À l’inverse de ce que d’aucuns escomptaient, Mamoru Oshii ne s’insurgea nullement. Il se déclara ravi du design des armures (très réussi, admettons-le) portées par les Kerberos, louangea le résultat dans ses grandes lignes et encaissa, on l’imagine, de substantielles royalties. Le feu rouge de l’obsession semblait s’être éteint en lui — finalement. Depuis l’entrée dans le nouveau millénaire, il n’a porté qu’une seule fois à l’écran son uchronie au goût de rouille… Et encore s’y affaira-t-il en empruntant un chemin qui laissa ébaubis jusqu’à ses plus dévoués paroissiens. Tachiguishi-Retsuden plante en effet son décor dans les restaurants de nouilles prohibés d’Akai Megane, dont le héros ne poussait les portes qu’à ses risques et périls. Consacrer un film complet à ces drôles de bastions de la liberté tenait de la folie douce. Et le résultat, surréaliste équivalent cinématographique d’une cocotte en papier, est à tomber des yeux. On imagine avec un sourire moqueur à quel point Kenji Kawai dut béer de sidération en découvrant ce salmigondis d’avant-garde, totalement figé, pour ne pas dire statufié, loufoque à ses heures perdues et bavard à en perdre haleine. Dans le doute, plutôt que d’essayer de dérouler un fil rouge qui n’aurait pas mis longtemps à lui échapper, il choisit d’entasser ses idées pêle-mêle, comme à l’intérieur d’une valise sur laquelle il eût ensuite sauté à pieds joints pour faire claquer ses fermoirs.

 

 

Ce joyeux fourre-tout rappelle bien sûr l’exubérance débridée d’Akai Megane, à laquelle se grefferaient les us et coutumes stylistiques d’une écriture ayant beaucoup évolué en l’espace de vingt ans.
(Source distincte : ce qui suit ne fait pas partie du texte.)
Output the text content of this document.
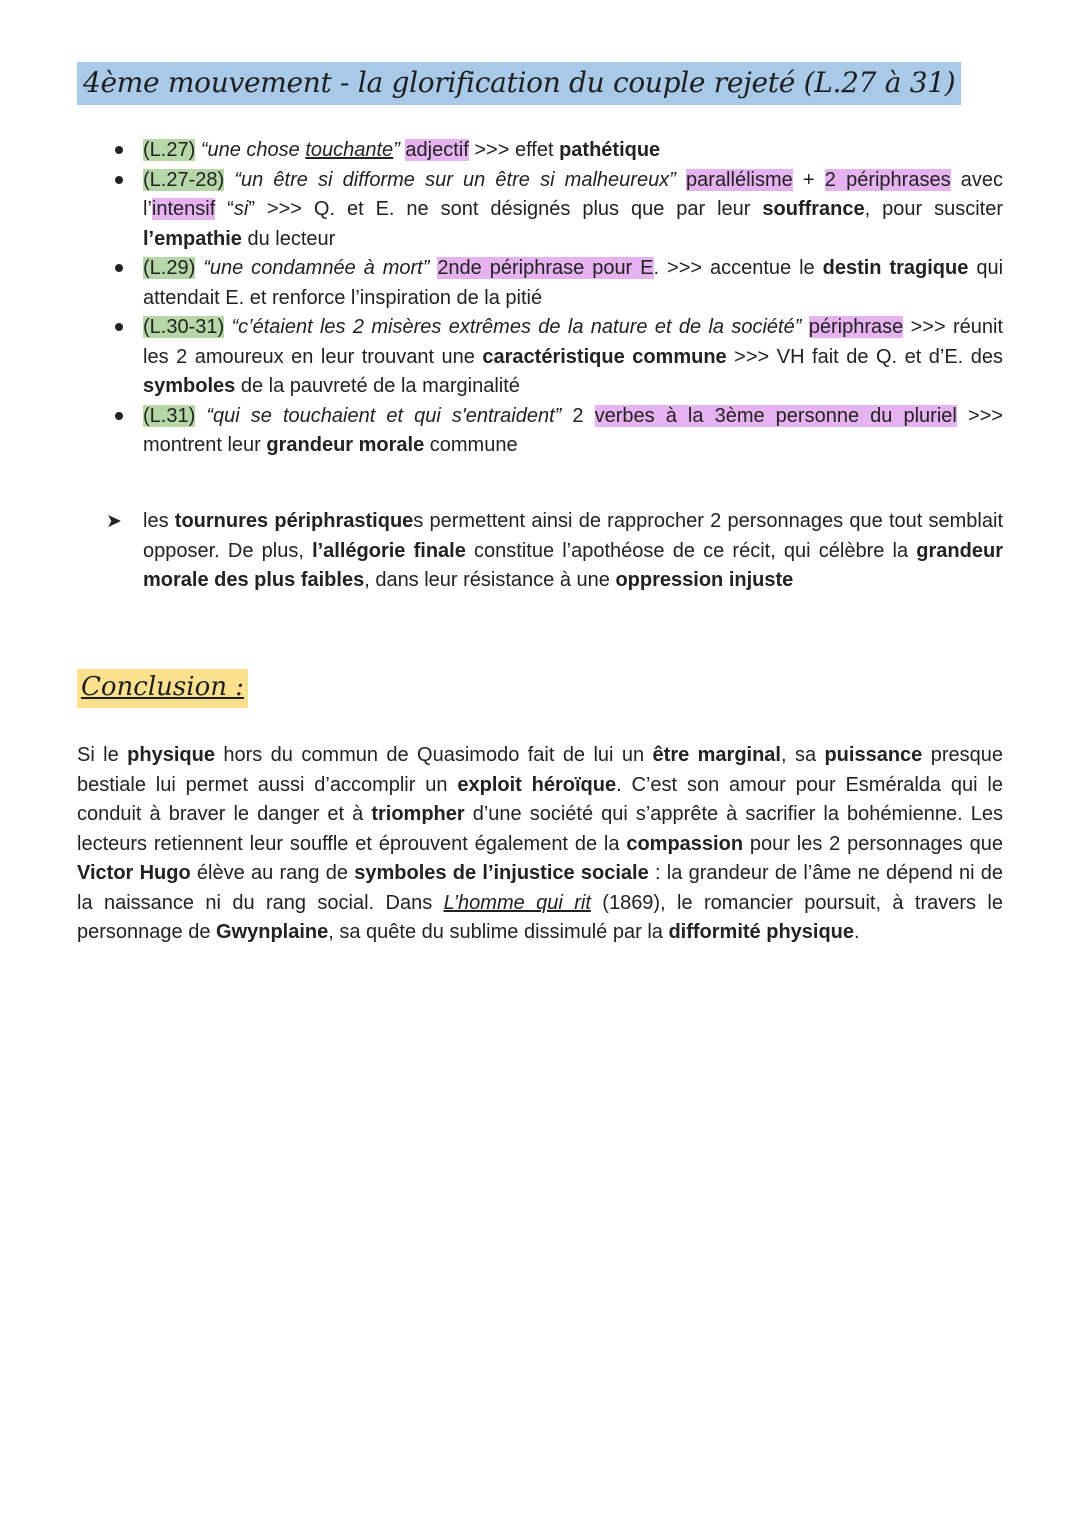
4ème mouvement - la glorification du couple rejeté (L.27 à 31)
(L.27) “une chose touchante” adjectif >>> effet pathétique
(L.27-28) “un être si difforme sur un être si malheureux” parallélisme + 2 périphrases avec l’intensif “si” >>> Q. et E. ne sont désignés plus que par leur souffrance, pour susciter l’empathie du lecteur
(L.29) “une condamnée à mort” 2nde périphrase pour E. >>> accentue le destin tragique qui attendait E. et renforce l’inspiration de la pitié
(L.30-31) “c’étaient les 2 misères extrêmes de la nature et de la société” périphrase >>> réunit les 2 amoureux en leur trouvant une caractéristique commune >>> VH fait de Q. et d’E. des symboles de la pauvreté de la marginalité
(L.31) “qui se touchaient et qui s'entraident” 2 verbes à la 3ème personne du pluriel >>> montrent leur grandeur morale commune
➤ les tournures périphrastiques permettent ainsi de rapprocher 2 personnages que tout semblait opposer. De plus, l’allégorie finale constitue l’apothéose de ce récit, qui célèbre la grandeur morale des plus faibles, dans leur résistance à une oppression injuste
Conclusion :
Si le physique hors du commun de Quasimodo fait de lui un être marginal, sa puissance presque bestiale lui permet aussi d’accomplir un exploit héroïque. C’est son amour pour Esméralda qui le conduit à braver le danger et à triompher d’une société qui s’apprête à sacrifier la bohémienne. Les lecteurs retiennent leur souffle et éprouvent également de la compassion pour les 2 personnages que Victor Hugo élève au rang de symboles de l’injustice sociale : la grandeur de l’âme ne dépend ni de la naissance ni du rang social. Dans L’homme qui rit (1869), le romancier poursuit, à travers le personnage de Gwynplaine, sa quête du sublime dissimulé par la difformité physique.
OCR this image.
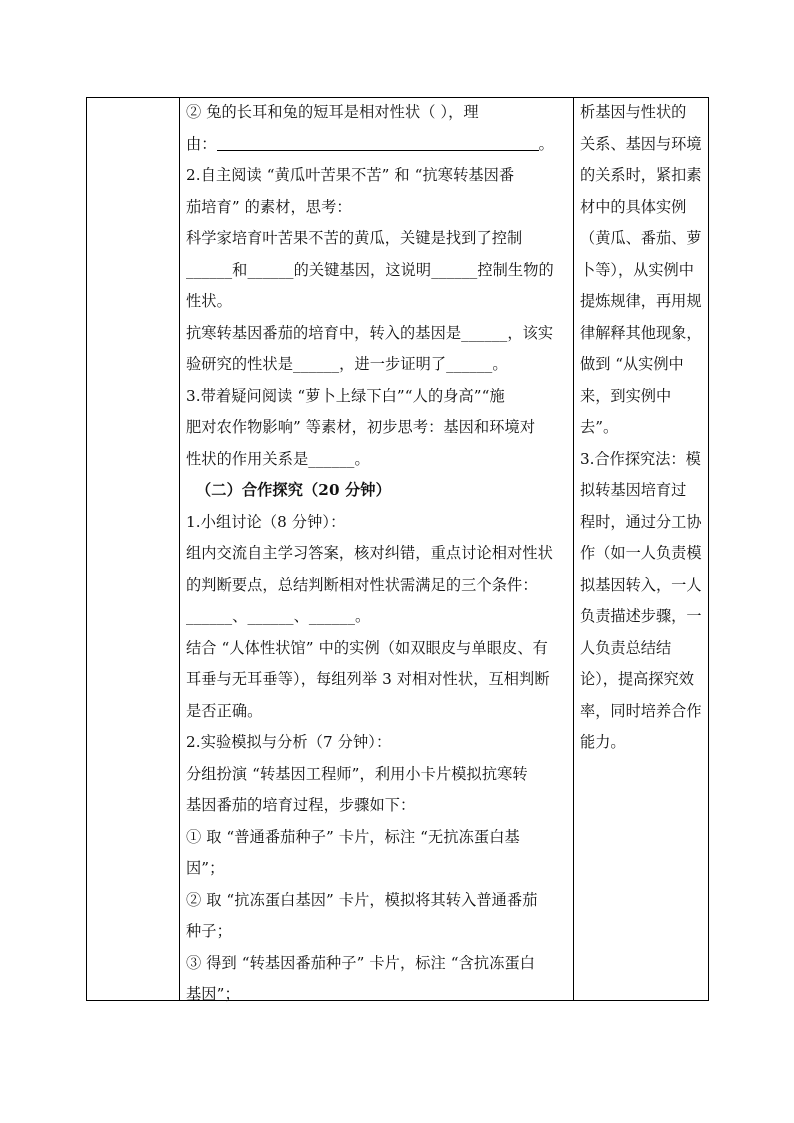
② 兔的长耳和兔的短耳是相对性状（ ），理
由：	。
2.自主阅读 “黄瓜叶苦果不苦” 和 “抗寒转基因番
茄培育” 的素材，思考：
科学家培育叶苦果不苦的黄瓜，关键是找到了控制
______和______的关键基因，这说明______控制生物的
性状。
抗寒转基因番茄的培育中，转入的基因是______，该实
验研究的性状是______，进一步证明了______。
3.带着疑问阅读 “萝卜上绿下白”“人的身高”“施
肥对农作物影响” 等素材，初步思考：基因和环境对
性状的作用关系是______。
（二）合作探究（20 分钟）
1.小组讨论（8 分钟）：
组内交流自主学习答案，核对纠错，重点讨论相对性状
的判断要点，总结判断相对性状需满足的三个条件：
______、______、______。
结合 “人体性状馆” 中的实例（如双眼皮与单眼皮、有
耳垂与无耳垂等），每组列举 3 对相对性状，互相判断
是否正确。
2.实验模拟与分析（7 分钟）：
分组扮演 “转基因工程师”，利用小卡片模拟抗寒转
基因番茄的培育过程，步骤如下：
① 取 “普通番茄种子” 卡片，标注 “无抗冻蛋白基
因”；
② 取 “抗冻蛋白基因” 卡片，模拟将其转入普通番茄
种子；
③ 得到 “转基因番茄种子” 卡片，标注 “含抗冻蛋白
基因”；
析基因与性状的
关系、基因与环境
的关系时，紧扣素
材中的具体实例
（黄瓜、番茄、萝
卜等），从实例中
提炼规律，再用规
律解释其他现象，
做到 “从实例中
来，到实例中
去”。
3.合作探究法：模
拟转基因培育过
程时，通过分工协
作（如一人负责模
拟基因转入，一人
负责描述步骤，一
人负责总结结
论），提高探究效
率，同时培养合作
能力。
Il y a ici à boire et à manger, un thème dont le bellicisme latent galvanise des synthés sans cela bien creux, neuf minutes indolentes et fouillées d’une plage minimaliste où le trademark Kawai pulse sourdement, cors et trombones évincés par un pis-aller électronique, un sitar rescapé d’une nouba bollywoodienne et ramené peu à peu à de plus solennelles dispositions par un pouls mystérieux, les piaulements fripons du saxophone fusant sur une pop song pleine de petites bulles… Kawai fait feu de tout bois, avec l’espoir de s’approprier le mantra que martèle Tachiguishi-Retsuden à longueur de séquence : les restaurateurs des bas-fonds et leur clientèle sont les héros de ces temps troublés. Vraiment, quel singulier appendice à la saga de Mamoru Oshii ! Durant ses déambulations au cœur d’un Japon déliquescent, le cinéaste qui se rêvait démiurge sera passé par bien des états, tour à tour funèbre, paranoïaque, méditatif, cabot, furibond, quand ce n’était pas tout ça en même temps. Quelque part dans ce paysage filmique torturé, cette histoire condamnée à l’inachèvement, la musique creuse moult sillons comme autant de ramures à un écheveau chaotique, caressant ou hérissant le grain de ses instruments au gré de trajectoires décousues.